There was such excitement that the next time we brought a wagonful of flamingos, people pounced. Somebody stopped the car in the middle of the street to ask for a pink flamingo. There was such excitement and love for the pink flamingos, what it meant to have a little bit of joy. People were walking to the Law School with pink flamingos under their arms and attending classes in front of Sterling with pink flamingos in tow. For weeks later, and occasionally to this day, I would see pink flamingos in windows, peeping out to greet me.

So much of my chaplaincy is about helping people understand that we are complex individuals in complex and difficult circumstances, yet we can still be joyful and human.

What professional challenges do you face?

There is so much grief and pain in the world right now. I think the challenge is to sit with one another in the grief and to be present to it. I don’t have all the answers, but people need someone to talk to and process with. People are looking for somebody to be present, to witness, to really hear what they are saying. I need to be able to be a container to hold people’s stories and people’s pain. I need to be able to see the divinity within the individual in front of me and respond with love and compassion.
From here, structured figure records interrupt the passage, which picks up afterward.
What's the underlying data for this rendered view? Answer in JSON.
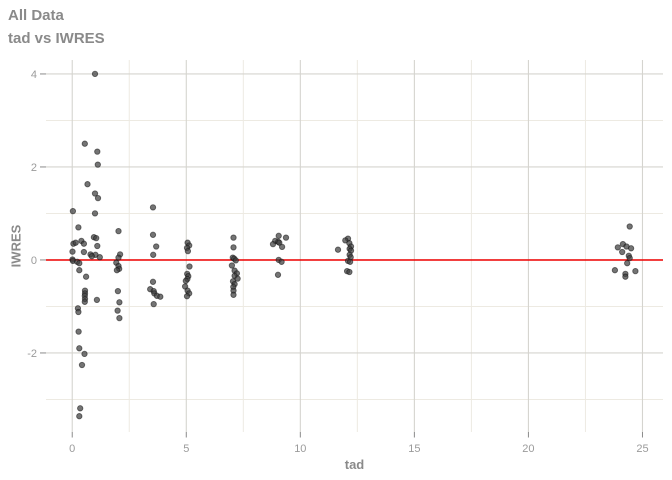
{
  "chart_data": {
    "type": "scatter",
    "title": "All Data",
    "subtitle": "tad vs IWRES",
    "xlabel": "tad",
    "ylabel": "IWRES",
    "xlim": [
      -1.15,
      25.9
    ],
    "ylim": [
      -3.7,
      4.3
    ],
    "x_major_ticks": [
      0,
      5,
      10,
      15,
      20,
      25
    ],
    "x_minor_ticks": [
      2.5,
      7.5,
      12.5,
      17.5,
      22.5
    ],
    "y_major_ticks": [
      -2,
      0,
      2,
      4
    ],
    "y_minor_ticks": [
      -3,
      -1,
      1,
      3
    ],
    "grid": true,
    "legend": false,
    "reference_line": {
      "y": 0,
      "color": "#ee0000"
    },
    "colors": {
      "grid_major": "#d5d4cf",
      "grid_minor": "#edeae2",
      "point_fill": "#3f3f3f",
      "point_stroke": "#111111",
      "tick_mark": "#8a8a8a",
      "tick_text": "#9b9b9b",
      "title_text": "#8a8a8a"
    },
    "points": [
      [
        1.0,
        4.0
      ],
      [
        0.55,
        2.5
      ],
      [
        1.1,
        2.33
      ],
      [
        1.12,
        2.05
      ],
      [
        0.67,
        1.63
      ],
      [
        1.0,
        1.43
      ],
      [
        1.13,
        1.33
      ],
      [
        0.03,
        1.05
      ],
      [
        1.0,
        1.0
      ],
      [
        0.27,
        0.7
      ],
      [
        0.95,
        0.49
      ],
      [
        1.05,
        0.47
      ],
      [
        0.05,
        0.35
      ],
      [
        0.15,
        0.37
      ],
      [
        0.4,
        0.41
      ],
      [
        0.51,
        0.35
      ],
      [
        1.1,
        0.3
      ],
      [
        0.01,
        0.18
      ],
      [
        0.51,
        0.17
      ],
      [
        0.8,
        0.12
      ],
      [
        1.02,
        0.11
      ],
      [
        1.21,
        0.06
      ],
      [
        0.86,
        0.08
      ],
      [
        0.01,
        0.01
      ],
      [
        0.03,
        -0.02
      ],
      [
        0.22,
        -0.04
      ],
      [
        0.31,
        -0.07
      ],
      [
        0.31,
        -0.22
      ],
      [
        0.61,
        -0.36
      ],
      [
        1.08,
        -0.86
      ],
      [
        0.56,
        -0.66
      ],
      [
        0.56,
        -0.72
      ],
      [
        0.55,
        -0.77
      ],
      [
        0.56,
        -0.84
      ],
      [
        0.55,
        -0.9
      ],
      [
        0.25,
        -1.04
      ],
      [
        0.27,
        -1.12
      ],
      [
        0.28,
        -1.54
      ],
      [
        0.31,
        -1.9
      ],
      [
        0.54,
        -2.02
      ],
      [
        0.43,
        -2.26
      ],
      [
        0.35,
        -3.19
      ],
      [
        0.31,
        -3.36
      ],
      [
        2.03,
        0.62
      ],
      [
        2.1,
        0.12
      ],
      [
        2.03,
        0.05
      ],
      [
        1.93,
        -0.06
      ],
      [
        2.03,
        -0.13
      ],
      [
        2.06,
        -0.19
      ],
      [
        1.96,
        -0.22
      ],
      [
        2.0,
        -0.67
      ],
      [
        2.07,
        -0.91
      ],
      [
        1.99,
        -1.09
      ],
      [
        2.07,
        -1.25
      ],
      [
        3.54,
        1.13
      ],
      [
        3.54,
        0.54
      ],
      [
        3.68,
        0.29
      ],
      [
        3.55,
        0.11
      ],
      [
        3.54,
        -0.47
      ],
      [
        3.42,
        -0.63
      ],
      [
        3.57,
        -0.67
      ],
      [
        3.6,
        -0.72
      ],
      [
        3.71,
        -0.77
      ],
      [
        3.86,
        -0.79
      ],
      [
        3.57,
        -0.95
      ],
      [
        5.06,
        0.37
      ],
      [
        5.13,
        0.31
      ],
      [
        5.03,
        0.26
      ],
      [
        5.07,
        0.19
      ],
      [
        5.14,
        -0.14
      ],
      [
        5.04,
        -0.3
      ],
      [
        5.09,
        -0.35
      ],
      [
        5.05,
        -0.41
      ],
      [
        4.98,
        -0.45
      ],
      [
        4.95,
        -0.57
      ],
      [
        5.06,
        -0.66
      ],
      [
        5.13,
        -0.72
      ],
      [
        5.03,
        -0.78
      ],
      [
        7.07,
        0.48
      ],
      [
        7.07,
        0.27
      ],
      [
        7.04,
        0.05
      ],
      [
        7.1,
        0.03
      ],
      [
        7.17,
        -0.01
      ],
      [
        7.0,
        -0.12
      ],
      [
        7.12,
        -0.23
      ],
      [
        7.22,
        -0.29
      ],
      [
        7.12,
        -0.34
      ],
      [
        7.25,
        -0.4
      ],
      [
        7.05,
        -0.46
      ],
      [
        7.12,
        -0.52
      ],
      [
        7.06,
        -0.58
      ],
      [
        7.07,
        -0.66
      ],
      [
        7.07,
        -0.75
      ],
      [
        9.05,
        0.52
      ],
      [
        9.37,
        0.48
      ],
      [
        8.9,
        0.41
      ],
      [
        9.03,
        0.39
      ],
      [
        9.08,
        0.37
      ],
      [
        8.8,
        0.34
      ],
      [
        9.2,
        0.28
      ],
      [
        9.05,
        0.0
      ],
      [
        9.18,
        -0.04
      ],
      [
        9.02,
        -0.32
      ],
      [
        11.65,
        0.22
      ],
      [
        12.09,
        0.46
      ],
      [
        11.97,
        0.42
      ],
      [
        12.15,
        0.36
      ],
      [
        12.22,
        0.29
      ],
      [
        12.16,
        0.24
      ],
      [
        12.22,
        0.2
      ],
      [
        12.16,
        0.11
      ],
      [
        12.21,
        0.06
      ],
      [
        12.09,
        -0.02
      ],
      [
        12.18,
        -0.04
      ],
      [
        12.05,
        -0.24
      ],
      [
        12.15,
        -0.26
      ],
      [
        24.44,
        0.72
      ],
      [
        24.14,
        0.34
      ],
      [
        23.92,
        0.27
      ],
      [
        24.3,
        0.29
      ],
      [
        24.5,
        0.25
      ],
      [
        24.11,
        0.17
      ],
      [
        24.4,
        0.09
      ],
      [
        24.44,
        0.04
      ],
      [
        24.33,
        -0.07
      ],
      [
        23.79,
        -0.22
      ],
      [
        24.69,
        -0.24
      ],
      [
        24.25,
        -0.3
      ],
      [
        24.25,
        -0.36
      ]
    ]
  }
}
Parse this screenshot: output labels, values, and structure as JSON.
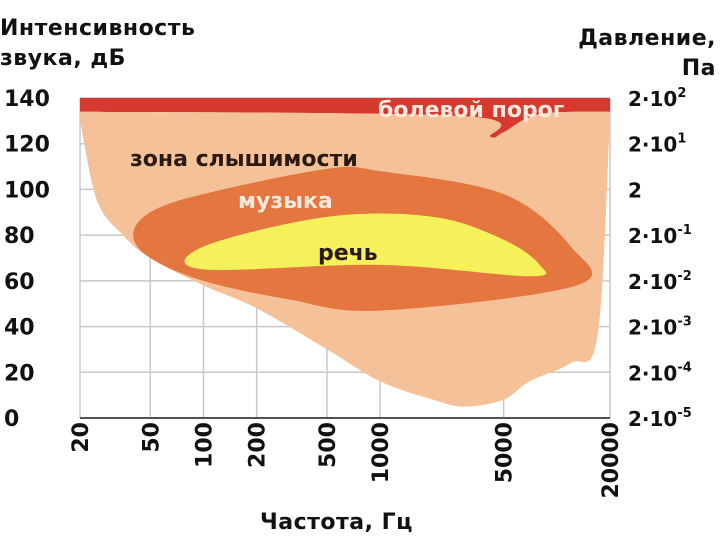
{
  "chart_data": {
    "type": "area",
    "ylabel_left": [
      "Интенсивность",
      "звука, дБ"
    ],
    "ylabel_right": [
      "Давление,",
      "Па"
    ],
    "xlabel": "Частота, Гц",
    "x_scale": "log",
    "x_ticks": [
      "20",
      "50",
      "100",
      "200",
      "500",
      "1000",
      "5000",
      "20000"
    ],
    "x_tick_values": [
      20,
      50,
      100,
      200,
      500,
      1000,
      5000,
      20000
    ],
    "y_ticks": [
      "140",
      "120",
      "100",
      "80",
      "60",
      "40",
      "20",
      "0"
    ],
    "y_tick_values": [
      140,
      120,
      100,
      80,
      60,
      40,
      20,
      0
    ],
    "ylim": [
      0,
      140
    ],
    "right_ticks": [
      {
        "base": "2·10",
        "exp": "2",
        "db": 140
      },
      {
        "base": "2·10",
        "exp": "1",
        "db": 120
      },
      {
        "base": "2",
        "exp": "",
        "db": 100
      },
      {
        "base": "2·10",
        "exp": "-1",
        "db": 80
      },
      {
        "base": "2·10",
        "exp": "-2",
        "db": 60
      },
      {
        "base": "2·10",
        "exp": "-3",
        "db": 40
      },
      {
        "base": "2·10",
        "exp": "-4",
        "db": 20
      },
      {
        "base": "2·10",
        "exp": "-5",
        "db": 0
      }
    ],
    "grid": true,
    "zones": [
      {
        "name": "болевой порог",
        "color": "#d63a2f",
        "upper": [
          [
            20,
            140
          ],
          [
            20000,
            140
          ]
        ],
        "lower": [
          [
            20,
            134
          ],
          [
            3000,
            132
          ],
          [
            4200,
            123
          ],
          [
            5000,
            125
          ],
          [
            8000,
            133
          ],
          [
            20000,
            134
          ]
        ]
      },
      {
        "name": "зона слышимости",
        "color": "#f5c199",
        "upper": [
          [
            20,
            134
          ],
          [
            3000,
            132
          ],
          [
            4200,
            123
          ],
          [
            5000,
            125
          ],
          [
            8000,
            133
          ],
          [
            20000,
            134
          ]
        ],
        "lower": [
          [
            20,
            130
          ],
          [
            25,
            95
          ],
          [
            35,
            80
          ],
          [
            50,
            70
          ],
          [
            100,
            58
          ],
          [
            200,
            48
          ],
          [
            500,
            30
          ],
          [
            1000,
            16
          ],
          [
            2000,
            8
          ],
          [
            3000,
            5
          ],
          [
            5000,
            8
          ],
          [
            7000,
            16
          ],
          [
            12000,
            24
          ],
          [
            17000,
            36
          ],
          [
            20000,
            132
          ]
        ]
      },
      {
        "name": "музыка",
        "color": "#e4763f",
        "outline": [
          [
            50,
            90
          ],
          [
            100,
            98
          ],
          [
            500,
            109
          ],
          [
            1000,
            108
          ],
          [
            5000,
            98
          ],
          [
            12000,
            75
          ],
          [
            13000,
            58
          ],
          [
            1000,
            47
          ],
          [
            300,
            52
          ],
          [
            100,
            60
          ],
          [
            50,
            70
          ],
          [
            40,
            80
          ]
        ]
      },
      {
        "name": "речь",
        "color": "#f6f05a",
        "outline": [
          [
            100,
            75
          ],
          [
            500,
            88
          ],
          [
            2000,
            88
          ],
          [
            5000,
            78
          ],
          [
            8000,
            67
          ],
          [
            7000,
            62
          ],
          [
            1000,
            67
          ],
          [
            100,
            65
          ]
        ]
      }
    ]
  },
  "colors": {
    "grid": "#c8c8c8",
    "axis": "#222222",
    "label_light": "#fde9dc",
    "label_dark": "#2a1a10"
  }
}
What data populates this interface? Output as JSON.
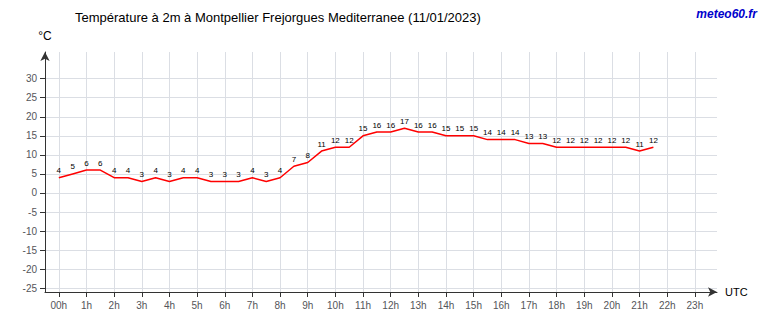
{
  "chart_data": {
    "type": "line",
    "title": "Température à 2m à Montpellier Frejorgues Mediterranee (11/01/2023)",
    "x_label": "UTC",
    "y_label": "°C",
    "annotations": [
      {
        "text": "meteo60.fr",
        "color": "#0000cc"
      }
    ],
    "x": [
      0,
      0.5,
      1,
      1.5,
      2,
      2.5,
      3,
      3.5,
      4,
      4.5,
      5,
      5.5,
      6,
      6.5,
      7,
      7.5,
      8,
      8.5,
      9,
      9.5,
      10,
      10.5,
      11,
      11.5,
      12,
      12.5,
      13,
      13.5,
      14,
      14.5,
      15,
      15.5,
      16,
      16.5,
      17,
      17.5,
      18,
      18.5,
      19,
      19.5,
      20,
      20.5,
      21,
      21.5
    ],
    "values": [
      4,
      5,
      6,
      6,
      4,
      4,
      3,
      4,
      3,
      4,
      4,
      3,
      3,
      3,
      4,
      3,
      4,
      7,
      8,
      11,
      12,
      12,
      15,
      16,
      16,
      17,
      16,
      16,
      15,
      15,
      15,
      14,
      14,
      14,
      13,
      13,
      12,
      12,
      12,
      12,
      12,
      12,
      11,
      12
    ],
    "color": "#ff0000",
    "xlim": [
      -0.5,
      23.8
    ],
    "xticks": [
      {
        "value": 0,
        "label": "00h"
      },
      {
        "value": 1,
        "label": "1h"
      },
      {
        "value": 2,
        "label": "2h"
      },
      {
        "value": 3,
        "label": "3h"
      },
      {
        "value": 4,
        "label": "4h"
      },
      {
        "value": 5,
        "label": "5h"
      },
      {
        "value": 6,
        "label": "6h"
      },
      {
        "value": 7,
        "label": "7h"
      },
      {
        "value": 8,
        "label": "8h"
      },
      {
        "value": 9,
        "label": "9h"
      },
      {
        "value": 10,
        "label": "10h"
      },
      {
        "value": 11,
        "label": "11h"
      },
      {
        "value": 12,
        "label": "12h"
      },
      {
        "value": 13,
        "label": "13h"
      },
      {
        "value": 14,
        "label": "14h"
      },
      {
        "value": 15,
        "label": "15h"
      },
      {
        "value": 16,
        "label": "16h"
      },
      {
        "value": 17,
        "label": "17h"
      },
      {
        "value": 18,
        "label": "18h"
      },
      {
        "value": 19,
        "label": "19h"
      },
      {
        "value": 20,
        "label": "20h"
      },
      {
        "value": 21,
        "label": "21h"
      },
      {
        "value": 22,
        "label": "22h"
      },
      {
        "value": 23,
        "label": "23h"
      }
    ],
    "ylim": [
      -26,
      37
    ],
    "yticks": [
      -25,
      -20,
      -15,
      -10,
      -5,
      0,
      5,
      10,
      15,
      20,
      25,
      30
    ],
    "grid": true,
    "data_labels": true
  }
}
What would you say to someone who is looking to have this kind of career?

To be very honest it is a very small field and there are not many openings, so it is a hard field to get into. Omer Bajwa, the Muslim chaplain, and I teach a class at the Divinity School that we inherited from Sharon Kugler, about models and methods of university chaplaincy. There are many parts to university chaplaincy, some of which you don’t realize until you’re in the job. I think having conversations with people who have been or are currently in the field is crucial.

But there are ways to be present with folks and to act as a chaplain no matter what your profession. We can all remind one another to embrace our full humanity, to hold one another’s pain, and to encourage thoughtful and humble questions.

How do you see your role connecting to Yale’s mission?

The university’s mission statement talks about educating aspiring leaders worldwide to serve all sectors of society. We talk a lot about servant leadership at Yale—about what it means to serve the people you’re leading. When we educate future leaders, part of that needs to be religious literacy. Future leaders must understand the intricacies of religious traditions and how they inform the people they are leading in both easy-to-notice and not-easy-to-notice ways. Our students need to feel supported as leaders and know what their resources are—to have an experience of being “held” in a tough situation and of “holding” others. Part of this is community care, which we’re trying to teach in the work that we do.

The second part of the mission statement talks about an ethical, interdependent, and diverse community, which is exactly what the chaplaincy is trying to foster through our interreligious chaplain’s office. Many of the people who walk in the door have different ethical frameworks than the person they’re talking to. We aspire to show that relationships and friendships across these diverse communities are integral to what it means to be a human today and live in the global community.